THE REMNANT *** Canada 2019 Dir: Navin Ramaswaran. 17 mins
Here’s a good looking, if thematically limited, exploration of familiar 21st century horror themes from prolific filmmaker Navin Ramaswaran, whose interesting, genre-blurring indie fare includes POOR AGNES (2017).
The opening sets the scene – a housekeeper experiences harrowing paranormal activity in her employer’s house: bleeding paintings, an invisible presence and that favourite modern horror indication that All Is Not Right – Creepy Vinyl.

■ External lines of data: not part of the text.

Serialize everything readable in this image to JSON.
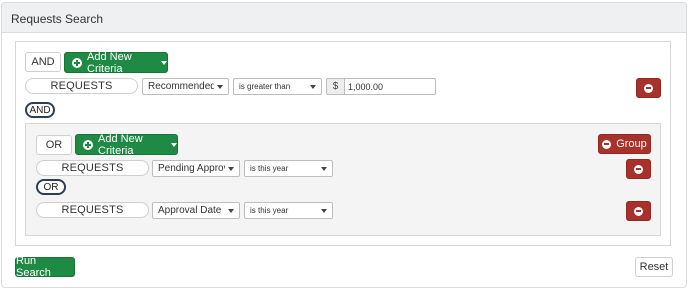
{
  "panel": {
    "title": "Requests Search"
  },
  "outer_group": {
    "logic_label": "AND",
    "add_criteria_label": "Add New Criteria",
    "criteria": [
      {
        "entity": "REQUESTS",
        "field": "Recommended A",
        "operator": "is greater than",
        "currency_symbol": "$",
        "value": "1,000.00"
      }
    ],
    "connector": "AND"
  },
  "inner_group": {
    "logic_label": "OR",
    "add_criteria_label": "Add New Criteria",
    "remove_group_label": "Group",
    "criteria": [
      {
        "entity": "REQUESTS",
        "field": "Pending Approva",
        "operator": "is this year"
      },
      {
        "entity": "REQUESTS",
        "field": "Approval Date",
        "operator": "is this year"
      }
    ],
    "connector": "OR"
  },
  "footer": {
    "run_label": "Run Search",
    "reset_label": "Reset"
  },
  "colors": {
    "green": "#1e8a43",
    "red": "#a8322b",
    "panel_header": "#eef0f2",
    "inner_background": "#f4f4f4"
  },
  "icons": {
    "add": "plus-circle-icon",
    "remove": "minus-circle-icon",
    "dropdown": "caret-down-icon"
  }
}
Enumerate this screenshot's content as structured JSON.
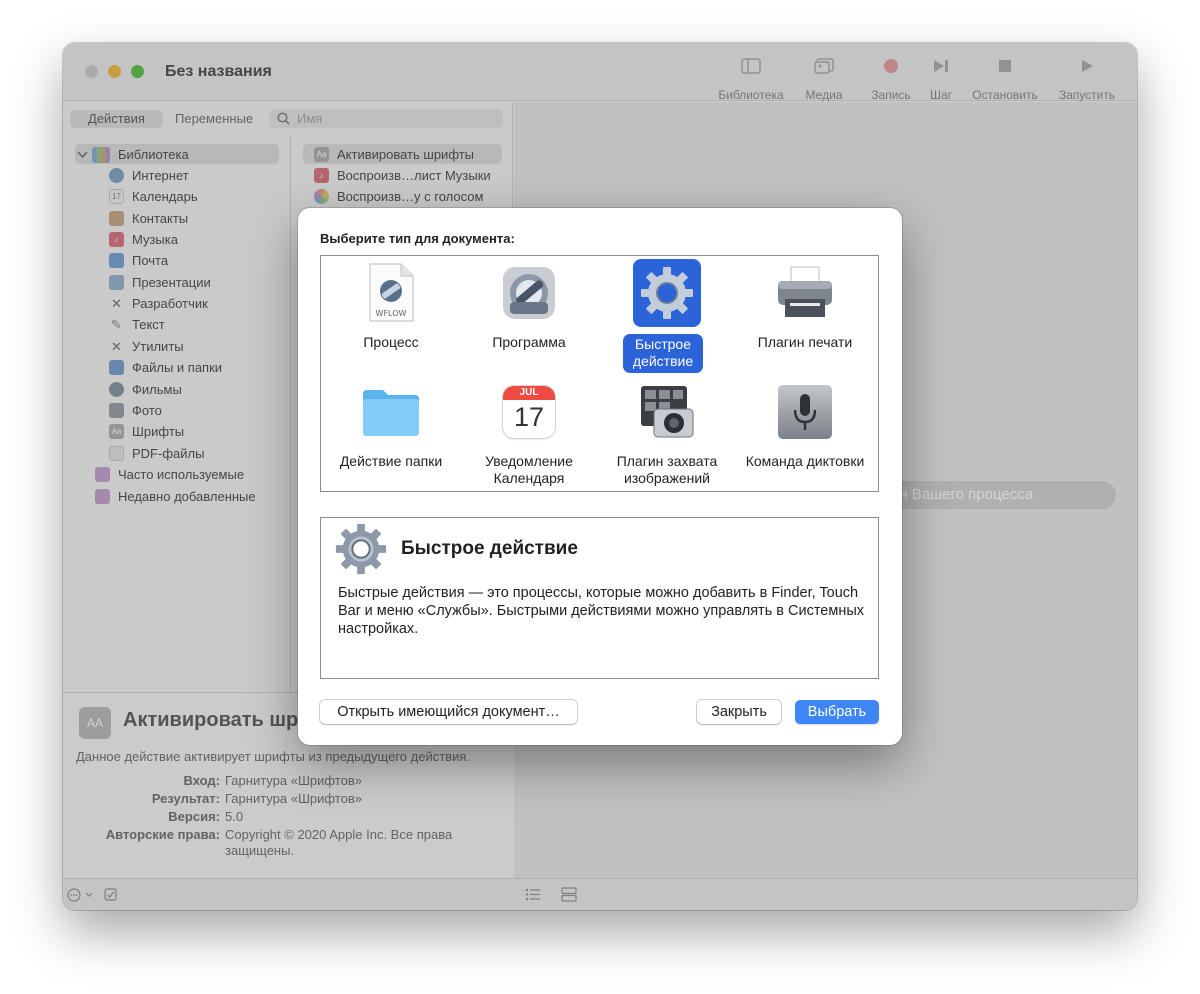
{
  "window": {
    "title": "Без названия",
    "toolbar": [
      {
        "label": "Библиотека",
        "icon": "sidebar-icon"
      },
      {
        "label": "Медиа",
        "icon": "media-icon"
      },
      {
        "label": "Запись",
        "icon": "record-icon"
      },
      {
        "label": "Шаг",
        "icon": "step-icon"
      },
      {
        "label": "Остановить",
        "icon": "stop-icon"
      },
      {
        "label": "Запустить",
        "icon": "play-icon"
      }
    ]
  },
  "left_panel": {
    "tabs": [
      "Действия",
      "Переменные"
    ],
    "search_placeholder": "Имя",
    "library": {
      "root": "Библиотека",
      "items": [
        "Интернет",
        "Календарь",
        "Контакты",
        "Музыка",
        "Почта",
        "Презентации",
        "Разработчик",
        "Текст",
        "Утилиты",
        "Файлы и папки",
        "Фильмы",
        "Фото",
        "Шрифты",
        "PDF-файлы"
      ],
      "groups": [
        "Часто используемые",
        "Недавно добавленные"
      ]
    },
    "actions": [
      "Активировать шрифты",
      "Воспроизв…лист Музыки",
      "Воспроизв…у с голосом"
    ]
  },
  "info": {
    "title": "Активировать шрифты",
    "description": "Данное действие активирует шрифты из предыдущего действия.",
    "fields": [
      {
        "key": "Вход:",
        "value": "Гарнитура «Шрифтов»"
      },
      {
        "key": "Результат:",
        "value": "Гарнитура «Шрифтов»"
      },
      {
        "key": "Версия:",
        "value": "5.0"
      },
      {
        "key": "Авторские права:",
        "value": "Copyright © 2020 Apple Inc. Все права защищены."
      }
    ]
  },
  "workarea": {
    "hint": "Для создания Вашего процесса."
  },
  "dialog": {
    "heading": "Выберите тип для документа:",
    "types": [
      {
        "label": "Процесс",
        "icon": "workflow-file-icon"
      },
      {
        "label": "Программа",
        "icon": "application-icon"
      },
      {
        "label": "Быстрое действие",
        "icon": "quick-action-gear-icon",
        "selected": true
      },
      {
        "label": "Плагин печати",
        "icon": "printer-icon"
      },
      {
        "label": "Действие папки",
        "icon": "folder-icon"
      },
      {
        "label": "Уведомление Календаря",
        "icon": "calendar-icon"
      },
      {
        "label": "Плагин захвата изображений",
        "icon": "image-capture-icon"
      },
      {
        "label": "Команда диктовки",
        "icon": "microphone-icon"
      }
    ],
    "calendar_icon": {
      "month": "JUL",
      "day": "17"
    },
    "workflow_icon_text": "WFLOW",
    "detail": {
      "title": "Быстрое действие",
      "text": "Быстрые действия — это процессы, которые можно добавить в Finder, Touch Bar и меню «Службы». Быстрыми действиями можно управлять в Системных настройках."
    },
    "buttons": {
      "open": "Открыть имеющийся документ…",
      "close": "Закрыть",
      "choose": "Выбрать"
    }
  },
  "colors": {
    "accent": "#3d86f4",
    "selection": "#2b64d8"
  }
}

Crystal clutching paranormal investigators arrive but are outed by the home owner’s daughter as conmen. The story then becomes a waiting game to see the tricksters staging the horrific shenanigans get their just desserts when the real haunting hits.
Ramaswaran echoes the fake-outs from an assortment of earlier found-footage “haunting” movies (themselves ever-indebted to Stephen Volk’s GHOSTWATCH): precisely timed faux-paranormal fires and ghostly manifestations courtesy of invisible wires and smashing ornaments. It’s breezy and has a fun gory pay-off, though the good technical credits are clearly bolstering a premise that has seen better days. The biggest asset is the dynamic, pounding electronic soundtrack from Nick Morey, George Hetzer and Betamaxx.